5. Be Proactive with Heartworm
Heartworm is one of the most dangerous diseases for dogs. The parasitic larvae are carried by mosquitos and are extremely difficult to treat once your pet is infected.
6. Exercise Daily
Exercise is as important for dogs as it is for humans when it comes to controlling their weight, muscle strength, and overall health. The mental stimulation and energy expenditure of regular exercise also means your dog is less likely to engage in restless destructive behavior. Plus, it's a wonderful opportunity for you to bond with your pet and get in shape yourself. Talk to your vet to learn what exercise is appropriate for your dog's weight, health, and age.
7. Watch Their Weight
Too much food and/or too little exercise leads to weight gain in dogs just as it does humans, and like humans, overweight dogs are subject to health issues like liver and coronary disease. However, unlike humans, dogs rely on their owners for their diet, so it's up to you to watch their weight and determine if they need lower-calorie food or more exercise. Talk to your vet if you have questions.
8. Weekly Health Checks
Once a week, take a few minutes to look over your dog. Check their skin for signs of flaking or swelling, their ears and eyes for redness or discharge, and their diet for changes in their eating/drinking habits. If you notice any significant changes, talk to your vet to get things sorted out quickly.

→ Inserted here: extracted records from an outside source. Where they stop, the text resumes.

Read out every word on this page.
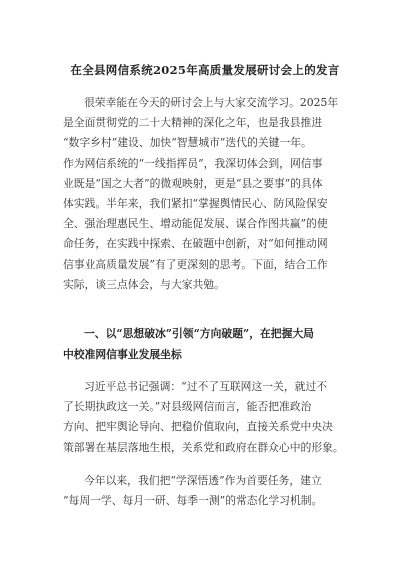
在全县网信系统2025年高质量发展研讨会上的发言
很荣幸能在今天的研讨会上与大家交流学习。2025年
是全面贯彻党的二十大精神的深化之年，也是我县推进
“数字乡村”建设、加快“智慧城市”迭代的关键一年。
作为网信系统的“一线指挥员”，我深切体会到，网信事
业既是“国之大者”的微观映射，更是“县之要事”的具体
体实践。半年来，我们紧扣“掌握舆情民心、防风险保安
全、强治理惠民生、增动能促发展、谋合作图共赢”的使
命任务，在实践中探索、在破题中创新，对“如何推动网
信事业高质量发展”有了更深刻的思考。下面，结合工作
实际，谈三点体会，与大家共勉。
一、以“思想破冰”引领“方向破题”，在把握大局
中校准网信事业发展坐标
习近平总书记强调：“过不了互联网这一关，就过不
了长期执政这一关。”对县级网信而言，能否把准政治
方向、把牢舆论导向、把稳价值取向，直接关系党中央决
策部署在基层落地生根，关系党和政府在群众心中的形象。
今年以来，我们把“学深悟透”作为首要任务，建立
“每周一学、每月一研、每季一测”的常态化学习机制。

9. Stay Away from Dangerous Food
We all know chocolate is dangerous for dogs, but did you know that bacon, cheese, or even certain raw meats are dangerous as well? Don't let those puppy-dog eyes break you. It's for their own good, and you won't have to clean up their sick later.
10. Brush Those Teeth!
Doggie breath is a thing all pet owners deal with, but be careful - bad breath can be a sign of tooth disease or decay caused by bacteria buildup, and if left untreated, infections can enter the bloodstream and your pet's whole body could be at risk. Inspect your dog's mouth regularly and talk to your vet about the best way to keep their teeth clean.